Chapter 4: Putting it all together
The final (pure) algorithm then looks like this:
Code: Select all
char *strstr(const char *h, const char *n)
{
size_t hl = strlen(h);
size_t nl = strlen(n);
if (hl < nl) return 0;
struct factorization crit, rev;
size_t mem = 0, mem0 = 0;
size_t k;
crit = maximum_suffix((void *)n, nl, 0);
rev = maximum_suffix((void *)n, nl, 1);
if (rev.ms > crit.ms)
crit = rev;
/* is crit.p the period of the needle? */
if (!memcmp(n, n+crit.p, crit.ms) {
/* yes */
mem0 = nl - crit.p;
} else {
/* no */
crit.p = MAX(crit.ms, nl-crit.ms-1) + 1; /* lower bound, so leave mem0 at 0 */
}
for (size_t i = 0; i <= hl - nl;)
{
for (k = MAX(mem, crit.ms); k < nl && h[i+k] == n[k]; k++);
if (k < nl) {
i += k - split + 1;
mem = 0;
continue;
}
for (k = crit.ms; k > mem && h[i+k-1] == n[k-1]; k--);
if (k <= mem) return (char *)h + i;
i += crit.p;
mem = mem0;
}
return 0;
}
Chapter 5: Optimizations
Which I'm not putting into source code, mind you. You can read up on those yourself in practical implementations (such as in musl). But here are some ideas:
- If the needle is short enough to fit in a register, you can perform a big-endian decode on it. Then do something similar with a sliding view of the haystack, and you have yourself a strstr algorithm that is guaranteed linear in time.
- If the above algorithm is called with a needle consisting of characters entirely not contained in the haystack, then it will still perform hl-nl comparisons. But if the alphabet is relatively small (say, if it really is a strstr() implementation and CHAR_BIT is 8, so the alphabet consists of 256 characters), then the memory costs for a single round of the Boyer-Moore algorithm are not only constant but justifiable to put on the stack. That way, the algorithm will perform hl/nl comparisons in the case mentioned. In all others, it ensures that the last character of the haystack window we are currently looking at matches before the rest of the algorithm is engaged.

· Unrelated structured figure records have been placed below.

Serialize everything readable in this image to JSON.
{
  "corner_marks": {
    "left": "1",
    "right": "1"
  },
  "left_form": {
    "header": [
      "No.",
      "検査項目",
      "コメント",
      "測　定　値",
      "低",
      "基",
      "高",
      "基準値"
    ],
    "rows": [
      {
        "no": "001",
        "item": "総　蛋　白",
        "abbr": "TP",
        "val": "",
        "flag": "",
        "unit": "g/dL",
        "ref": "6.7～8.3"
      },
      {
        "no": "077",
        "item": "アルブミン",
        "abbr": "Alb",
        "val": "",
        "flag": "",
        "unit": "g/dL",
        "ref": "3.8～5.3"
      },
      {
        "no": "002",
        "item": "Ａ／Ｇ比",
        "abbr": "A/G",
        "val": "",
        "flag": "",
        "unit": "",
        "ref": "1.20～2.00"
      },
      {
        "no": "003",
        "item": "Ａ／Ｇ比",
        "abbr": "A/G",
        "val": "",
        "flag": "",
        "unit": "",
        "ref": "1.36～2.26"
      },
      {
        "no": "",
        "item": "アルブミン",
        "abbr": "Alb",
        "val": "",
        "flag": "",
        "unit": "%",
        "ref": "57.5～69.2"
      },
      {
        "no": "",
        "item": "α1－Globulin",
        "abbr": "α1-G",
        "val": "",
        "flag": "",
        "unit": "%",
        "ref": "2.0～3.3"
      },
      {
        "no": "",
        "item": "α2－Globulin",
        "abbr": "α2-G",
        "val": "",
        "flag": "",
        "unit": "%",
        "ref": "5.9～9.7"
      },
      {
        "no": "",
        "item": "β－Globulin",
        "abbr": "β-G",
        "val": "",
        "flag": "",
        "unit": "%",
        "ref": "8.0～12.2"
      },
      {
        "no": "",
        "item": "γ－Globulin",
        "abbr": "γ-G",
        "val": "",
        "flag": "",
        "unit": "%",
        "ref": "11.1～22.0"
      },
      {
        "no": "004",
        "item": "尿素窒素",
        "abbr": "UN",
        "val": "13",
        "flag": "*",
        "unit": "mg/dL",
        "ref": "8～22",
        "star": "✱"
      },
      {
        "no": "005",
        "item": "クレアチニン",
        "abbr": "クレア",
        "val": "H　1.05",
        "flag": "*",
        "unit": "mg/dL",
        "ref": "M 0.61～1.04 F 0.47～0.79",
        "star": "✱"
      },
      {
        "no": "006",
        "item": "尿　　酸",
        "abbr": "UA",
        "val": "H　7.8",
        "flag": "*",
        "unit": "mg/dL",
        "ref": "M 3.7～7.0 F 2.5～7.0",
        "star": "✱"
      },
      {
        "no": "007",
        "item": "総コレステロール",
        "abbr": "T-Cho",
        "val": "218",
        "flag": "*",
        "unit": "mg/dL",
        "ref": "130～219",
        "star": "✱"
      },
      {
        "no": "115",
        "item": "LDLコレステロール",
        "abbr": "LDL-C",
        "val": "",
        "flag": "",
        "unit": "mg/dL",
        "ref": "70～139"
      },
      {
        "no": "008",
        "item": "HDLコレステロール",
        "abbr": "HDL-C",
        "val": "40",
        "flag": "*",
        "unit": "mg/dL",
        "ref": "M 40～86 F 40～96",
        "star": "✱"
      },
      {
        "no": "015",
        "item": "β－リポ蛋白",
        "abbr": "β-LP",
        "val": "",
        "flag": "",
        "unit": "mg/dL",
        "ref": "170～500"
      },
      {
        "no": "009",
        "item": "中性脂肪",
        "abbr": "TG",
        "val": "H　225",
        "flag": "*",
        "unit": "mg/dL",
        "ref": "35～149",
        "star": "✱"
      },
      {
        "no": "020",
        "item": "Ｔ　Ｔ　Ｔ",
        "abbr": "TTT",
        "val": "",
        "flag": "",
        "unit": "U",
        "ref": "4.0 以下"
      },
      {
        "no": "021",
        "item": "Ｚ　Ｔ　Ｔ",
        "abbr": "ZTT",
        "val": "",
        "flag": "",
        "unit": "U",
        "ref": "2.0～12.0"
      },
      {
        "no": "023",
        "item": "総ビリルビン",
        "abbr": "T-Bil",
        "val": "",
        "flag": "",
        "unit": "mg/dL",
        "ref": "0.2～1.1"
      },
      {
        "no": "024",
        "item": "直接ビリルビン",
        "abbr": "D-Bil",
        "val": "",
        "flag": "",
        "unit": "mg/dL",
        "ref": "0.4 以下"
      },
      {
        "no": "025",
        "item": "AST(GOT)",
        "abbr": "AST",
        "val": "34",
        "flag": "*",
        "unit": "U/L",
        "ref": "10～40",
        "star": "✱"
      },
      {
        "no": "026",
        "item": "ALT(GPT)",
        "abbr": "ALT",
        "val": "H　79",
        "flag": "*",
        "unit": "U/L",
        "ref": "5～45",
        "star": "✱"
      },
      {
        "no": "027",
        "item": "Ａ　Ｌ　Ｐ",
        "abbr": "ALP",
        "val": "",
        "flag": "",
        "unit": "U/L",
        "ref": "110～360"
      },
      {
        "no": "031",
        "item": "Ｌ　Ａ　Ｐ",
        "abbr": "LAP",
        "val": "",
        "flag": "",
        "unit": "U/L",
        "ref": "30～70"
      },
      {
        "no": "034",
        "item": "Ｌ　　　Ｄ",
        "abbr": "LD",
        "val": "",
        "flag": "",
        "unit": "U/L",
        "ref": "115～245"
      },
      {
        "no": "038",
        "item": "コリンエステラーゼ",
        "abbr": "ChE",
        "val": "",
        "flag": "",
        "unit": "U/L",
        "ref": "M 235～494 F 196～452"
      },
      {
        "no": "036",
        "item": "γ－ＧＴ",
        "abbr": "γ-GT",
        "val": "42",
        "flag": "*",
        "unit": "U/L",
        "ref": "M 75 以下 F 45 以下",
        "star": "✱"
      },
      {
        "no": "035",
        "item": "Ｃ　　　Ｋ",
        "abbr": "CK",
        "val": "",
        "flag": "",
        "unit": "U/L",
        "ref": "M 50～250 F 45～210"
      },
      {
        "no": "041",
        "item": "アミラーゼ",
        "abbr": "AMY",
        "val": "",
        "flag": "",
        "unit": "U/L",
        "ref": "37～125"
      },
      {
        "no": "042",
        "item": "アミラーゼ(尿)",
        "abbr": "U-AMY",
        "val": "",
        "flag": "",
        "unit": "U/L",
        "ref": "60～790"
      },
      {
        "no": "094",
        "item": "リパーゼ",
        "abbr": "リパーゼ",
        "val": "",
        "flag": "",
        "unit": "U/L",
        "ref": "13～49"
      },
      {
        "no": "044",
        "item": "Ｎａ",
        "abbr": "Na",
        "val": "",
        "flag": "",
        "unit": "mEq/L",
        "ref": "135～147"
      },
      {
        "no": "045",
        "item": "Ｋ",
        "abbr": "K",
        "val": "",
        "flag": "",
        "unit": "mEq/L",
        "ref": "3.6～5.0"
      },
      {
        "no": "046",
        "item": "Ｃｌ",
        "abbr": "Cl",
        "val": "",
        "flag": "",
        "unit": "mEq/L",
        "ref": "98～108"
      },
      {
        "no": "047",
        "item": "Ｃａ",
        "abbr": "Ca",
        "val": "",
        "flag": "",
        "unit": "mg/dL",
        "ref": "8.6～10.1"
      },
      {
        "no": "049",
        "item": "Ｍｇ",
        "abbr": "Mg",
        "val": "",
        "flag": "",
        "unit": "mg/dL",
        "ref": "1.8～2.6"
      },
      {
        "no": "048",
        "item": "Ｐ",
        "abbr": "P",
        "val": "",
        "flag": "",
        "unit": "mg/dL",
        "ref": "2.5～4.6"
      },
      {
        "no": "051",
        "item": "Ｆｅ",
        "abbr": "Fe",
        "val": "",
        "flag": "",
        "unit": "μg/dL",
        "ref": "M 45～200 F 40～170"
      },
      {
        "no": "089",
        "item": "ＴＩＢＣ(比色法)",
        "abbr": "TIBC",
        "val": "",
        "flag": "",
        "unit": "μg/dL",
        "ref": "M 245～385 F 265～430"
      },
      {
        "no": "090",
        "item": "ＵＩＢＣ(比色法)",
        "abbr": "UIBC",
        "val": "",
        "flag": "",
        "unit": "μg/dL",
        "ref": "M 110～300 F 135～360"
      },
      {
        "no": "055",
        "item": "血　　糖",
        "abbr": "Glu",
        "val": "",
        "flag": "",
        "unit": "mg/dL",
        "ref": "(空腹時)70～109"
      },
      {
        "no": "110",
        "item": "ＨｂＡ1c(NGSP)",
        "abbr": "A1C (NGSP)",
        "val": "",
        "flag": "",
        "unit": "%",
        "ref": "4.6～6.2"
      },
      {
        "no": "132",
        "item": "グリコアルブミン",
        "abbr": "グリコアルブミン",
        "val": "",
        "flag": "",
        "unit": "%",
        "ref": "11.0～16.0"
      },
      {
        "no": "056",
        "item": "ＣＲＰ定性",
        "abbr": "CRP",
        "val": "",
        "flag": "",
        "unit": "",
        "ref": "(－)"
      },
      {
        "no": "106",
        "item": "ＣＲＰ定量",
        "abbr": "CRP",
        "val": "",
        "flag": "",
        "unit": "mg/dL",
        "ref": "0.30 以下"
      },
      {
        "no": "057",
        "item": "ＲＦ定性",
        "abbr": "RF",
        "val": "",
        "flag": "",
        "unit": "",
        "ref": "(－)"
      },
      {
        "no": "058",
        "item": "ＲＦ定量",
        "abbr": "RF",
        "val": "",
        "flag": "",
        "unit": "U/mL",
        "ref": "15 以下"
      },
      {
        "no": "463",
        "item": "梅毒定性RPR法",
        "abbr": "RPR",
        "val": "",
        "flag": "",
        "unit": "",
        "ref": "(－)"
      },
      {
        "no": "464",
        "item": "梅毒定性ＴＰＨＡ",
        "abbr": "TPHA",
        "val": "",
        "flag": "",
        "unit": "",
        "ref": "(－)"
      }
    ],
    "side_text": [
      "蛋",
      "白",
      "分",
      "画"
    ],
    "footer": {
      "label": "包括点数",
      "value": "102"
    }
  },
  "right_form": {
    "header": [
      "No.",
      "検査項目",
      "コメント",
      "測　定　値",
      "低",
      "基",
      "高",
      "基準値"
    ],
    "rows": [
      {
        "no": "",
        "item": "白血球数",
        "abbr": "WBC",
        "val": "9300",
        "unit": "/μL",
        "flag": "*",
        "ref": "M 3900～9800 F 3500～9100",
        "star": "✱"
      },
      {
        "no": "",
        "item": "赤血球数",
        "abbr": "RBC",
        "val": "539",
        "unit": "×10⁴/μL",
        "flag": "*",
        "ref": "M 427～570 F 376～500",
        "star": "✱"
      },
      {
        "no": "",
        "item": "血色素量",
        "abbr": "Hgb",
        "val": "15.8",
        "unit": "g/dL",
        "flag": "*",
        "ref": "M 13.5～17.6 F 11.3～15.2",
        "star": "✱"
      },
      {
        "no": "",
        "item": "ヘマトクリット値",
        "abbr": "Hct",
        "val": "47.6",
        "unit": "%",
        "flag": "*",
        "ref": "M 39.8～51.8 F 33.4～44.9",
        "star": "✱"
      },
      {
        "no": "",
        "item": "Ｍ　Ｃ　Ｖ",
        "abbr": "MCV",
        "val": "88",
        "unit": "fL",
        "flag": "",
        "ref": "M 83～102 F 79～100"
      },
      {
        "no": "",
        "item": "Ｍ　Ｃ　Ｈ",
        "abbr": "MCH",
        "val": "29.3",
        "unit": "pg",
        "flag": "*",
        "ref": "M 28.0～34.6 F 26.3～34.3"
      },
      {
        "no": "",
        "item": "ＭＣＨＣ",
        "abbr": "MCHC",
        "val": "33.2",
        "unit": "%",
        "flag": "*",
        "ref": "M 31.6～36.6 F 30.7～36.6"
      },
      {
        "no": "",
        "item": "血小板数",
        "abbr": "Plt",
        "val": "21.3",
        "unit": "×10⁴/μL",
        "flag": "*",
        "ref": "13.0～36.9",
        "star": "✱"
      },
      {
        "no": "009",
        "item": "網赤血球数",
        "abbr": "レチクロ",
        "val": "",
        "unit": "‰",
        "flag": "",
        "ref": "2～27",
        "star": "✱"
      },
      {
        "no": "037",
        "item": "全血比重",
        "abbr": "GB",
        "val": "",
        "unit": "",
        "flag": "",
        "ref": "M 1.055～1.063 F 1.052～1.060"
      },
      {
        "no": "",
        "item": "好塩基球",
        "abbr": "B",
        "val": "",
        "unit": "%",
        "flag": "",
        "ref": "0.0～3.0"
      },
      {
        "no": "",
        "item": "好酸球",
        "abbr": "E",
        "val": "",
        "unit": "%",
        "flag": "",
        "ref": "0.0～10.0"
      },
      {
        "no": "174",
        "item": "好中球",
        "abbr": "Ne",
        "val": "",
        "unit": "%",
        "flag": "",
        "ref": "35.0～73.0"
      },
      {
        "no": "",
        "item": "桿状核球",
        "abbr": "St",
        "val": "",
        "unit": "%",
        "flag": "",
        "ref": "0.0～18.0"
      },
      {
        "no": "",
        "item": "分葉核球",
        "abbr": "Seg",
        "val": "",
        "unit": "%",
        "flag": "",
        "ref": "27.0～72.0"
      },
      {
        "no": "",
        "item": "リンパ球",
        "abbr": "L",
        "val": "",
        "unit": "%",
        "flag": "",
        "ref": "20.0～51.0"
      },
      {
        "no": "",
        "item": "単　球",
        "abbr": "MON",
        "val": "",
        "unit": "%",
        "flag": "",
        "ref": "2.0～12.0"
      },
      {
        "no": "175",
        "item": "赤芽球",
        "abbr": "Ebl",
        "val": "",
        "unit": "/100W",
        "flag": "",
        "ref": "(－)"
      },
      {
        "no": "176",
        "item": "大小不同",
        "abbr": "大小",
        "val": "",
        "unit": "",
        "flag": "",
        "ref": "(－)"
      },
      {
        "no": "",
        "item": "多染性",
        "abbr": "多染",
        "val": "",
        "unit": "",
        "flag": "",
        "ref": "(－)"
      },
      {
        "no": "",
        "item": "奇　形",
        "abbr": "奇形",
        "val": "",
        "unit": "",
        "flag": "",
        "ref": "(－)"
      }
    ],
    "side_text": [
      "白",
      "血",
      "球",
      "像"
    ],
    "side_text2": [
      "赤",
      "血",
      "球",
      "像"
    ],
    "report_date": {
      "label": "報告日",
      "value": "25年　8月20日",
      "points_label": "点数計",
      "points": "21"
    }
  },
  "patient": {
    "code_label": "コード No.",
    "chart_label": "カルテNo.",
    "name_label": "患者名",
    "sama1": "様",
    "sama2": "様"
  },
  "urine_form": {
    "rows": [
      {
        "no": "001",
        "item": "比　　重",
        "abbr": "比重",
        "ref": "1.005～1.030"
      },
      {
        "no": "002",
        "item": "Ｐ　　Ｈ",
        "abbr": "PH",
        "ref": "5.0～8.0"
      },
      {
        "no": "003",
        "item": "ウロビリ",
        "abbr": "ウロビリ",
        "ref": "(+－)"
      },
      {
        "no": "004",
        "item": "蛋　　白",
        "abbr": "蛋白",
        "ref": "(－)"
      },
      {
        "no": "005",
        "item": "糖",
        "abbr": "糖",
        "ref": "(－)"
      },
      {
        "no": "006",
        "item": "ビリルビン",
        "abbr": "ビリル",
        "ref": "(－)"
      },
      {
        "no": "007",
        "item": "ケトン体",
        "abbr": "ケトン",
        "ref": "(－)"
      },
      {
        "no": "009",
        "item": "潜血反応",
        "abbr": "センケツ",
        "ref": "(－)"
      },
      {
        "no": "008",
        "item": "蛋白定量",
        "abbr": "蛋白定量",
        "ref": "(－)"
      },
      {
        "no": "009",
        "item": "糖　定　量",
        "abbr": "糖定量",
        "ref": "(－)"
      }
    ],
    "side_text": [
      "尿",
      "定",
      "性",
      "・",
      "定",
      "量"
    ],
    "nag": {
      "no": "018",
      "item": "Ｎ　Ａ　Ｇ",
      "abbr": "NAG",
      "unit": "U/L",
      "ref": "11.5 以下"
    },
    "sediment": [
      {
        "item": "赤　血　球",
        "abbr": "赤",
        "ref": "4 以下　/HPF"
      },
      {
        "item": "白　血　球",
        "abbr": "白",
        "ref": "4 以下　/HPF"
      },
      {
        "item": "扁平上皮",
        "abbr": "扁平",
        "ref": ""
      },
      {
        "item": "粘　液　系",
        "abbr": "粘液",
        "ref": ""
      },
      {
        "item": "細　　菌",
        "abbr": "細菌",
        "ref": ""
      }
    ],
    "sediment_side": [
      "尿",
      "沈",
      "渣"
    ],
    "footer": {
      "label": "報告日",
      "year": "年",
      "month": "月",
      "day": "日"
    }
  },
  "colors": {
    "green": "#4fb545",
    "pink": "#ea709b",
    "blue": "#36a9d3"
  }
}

- It is not actually necessary to calculate either the length of the needle or the haystack. Doing so could indeed take a long time. It is only necessary to calculate the smaller of both lengths. If the needle is longer than the haystack, we can terminate early. And in the other case, the only thing we actually need in the loop is that the string starting at h+i is at least nl characters long. So we could just look for a null byte in that range of bytes only.